Software Tools in Haskell: charcombine
replace chars on stdin with precomposed equivalents
This page is part of a series on Software Tools in Haskell.
This post is literate Haskell; you can load the source into GHCi and play along.
As usual, we start with some imports.
-- sth-charcombine: replace combining unicode chars with precomposed chars
module Main where
import System.Exit (exitSuccess)
import Data.Char (isMark)
import Data.List (unfoldr)
One of the fundamental problems with our detab
program is that it assumes plain text characters can be displayed on a rectangular array of character cells in a one-to-one way, with each character taking one cell and each cell having at most one character. This was a reasonable expectation at the time Software Tools was written, when character encodings were simpler. But Unicode makes this assumption wrong for several reasons. The first, which we will address now, is that diacritics like acute accents or carons can be expressed using combining characters. These are special unicode code points that are not displayed independently but rather modify the character which they succeed. You can read more about these on the wiki. This is a problem for us because detab
counts tab stop widths in terms of characters.

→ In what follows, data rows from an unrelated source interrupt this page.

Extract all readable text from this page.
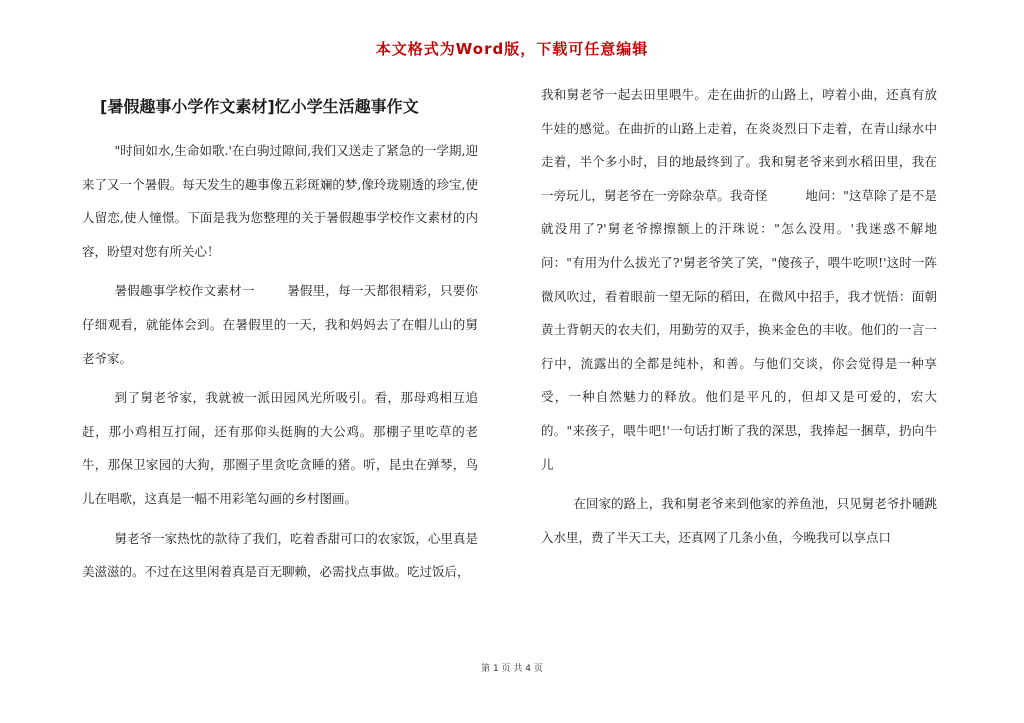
本文格式为Word版，下载可任意编辑
[暑假趣事小学作文素材]忆小学生活趣事作文

"时间如水,生命如歌.'在白驹过隙间,我们又送走了紧急的一学期,迎来了又一个暑假。每天发生的趣事像五彩斑斓的梦,像玲珑剔透的珍宝,使人留恋,使人憧憬。下面是我为您整理的关于暑假趣事学校作文素材的内容，盼望对您有所关心！

暑假趣事学校作文素材一	暑假里，每一天都很精彩，只要你仔细观看，就能体会到。在暑假里的一天，我和妈妈去了在帽儿山的舅老爷家。

到了舅老爷家，我就被一派田园风光所吸引。看，那母鸡相互追赶，那小鸡相互打闹，还有那仰头挺胸的大公鸡。那棚子里吃草的老牛，那保卫家园的大狗，那圈子里贪吃贪睡的猪。听，昆虫在弹琴，鸟儿在唱歌，这真是一幅不用彩笔勾画的乡村图画。

舅老爷一家热忱的款待了我们，吃着香甜可口的农家饭，心里真是美滋滋的。不过在这里闲着真是百无聊赖，必需找点事做。吃过饭后，

我和舅老爷一起去田里喂牛。走在曲折的山路上，哼着小曲，还真有放牛娃的感觉。在曲折的山路上走着，在炎炎烈日下走着，在青山绿水中走着，半个多小时，目的地最终到了。我和舅老爷来到水稻田里，我在一旁玩儿，舅老爷在一旁除杂草。我奇怪　　　地问："这草除了是不是就没用了?'舅老爷擦擦额上的汗珠说："怎么没用。'我迷惑不解地问："有用为什么拔光了?'舅老爷笑了笑，"傻孩子，喂牛吃呗!'这时一阵微风吹过，看着眼前一望无际的稻田，在微风中招手，我才恍悟：面朝黄土背朝天的农夫们，用勤劳的双手，换来金色的丰收。他们的一言一行中，流露出的全都是纯朴，和善。与他们交谈，你会觉得是一种享受，一种自然魅力的释放。他们是平凡的，但却又是可爱的，宏大的。"来孩子，喂牛吧!'一句话打断了我的深思，我捧起一捆草，扔向牛儿

在回家的路上，我和舅老爷来到他家的养鱼池，只见舅老爷扑嗵跳入水里，费了半天工夫，还真网了几条小鱼，今晚我可以享点口

第 1 页 共 4 页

There is something we can do to fix this. Unicode also includes a large number of precomposed characters; single code points that are semantically equivalent to characters with combining diacritics. For example, code point U+0041
(latin capital A) followed by U+0301
(combining acute accent above) is canonically equivalent to the single code point U+00C1
(latin capital A with acute accent above). There is a helpful wiki page with a list of these precombined characters.
We could make detab
aware of this equivalence. This is a bad idea, though, for a few reasons. First, it would make detab
more complicated with only marginal benefit. Most of the text that I work with is plain ASCII, and making detab
fiddle with unicode issues on such files will slow it down for no reason. We could give detab
a command line flag to explicitly enable this feature, but it is important not to clutter up the interface of a program without a good reason. Second, detab
is surely not the only program that might need to deal with this unicode issue. If each one solves the problem in its own way there will be lots of duplicated code, and duplicated code (while sometimes justifiable) is a breeding ground for bugs. Moreover the Unicode standard changes every few years, possibly requiring a time consuming edit of all the programs that work with unicode-encoded text. A far better solution is to make a separate tool, charcombine
, to handle this problem. Because our programs are designed to communicate via stdin and stdout, then we can send text through charcombine
before giving it to detab
. This way detab
can stay simple, and charcombine
can be a small, general-purpose tool for replacing combining characters with precomposed characters.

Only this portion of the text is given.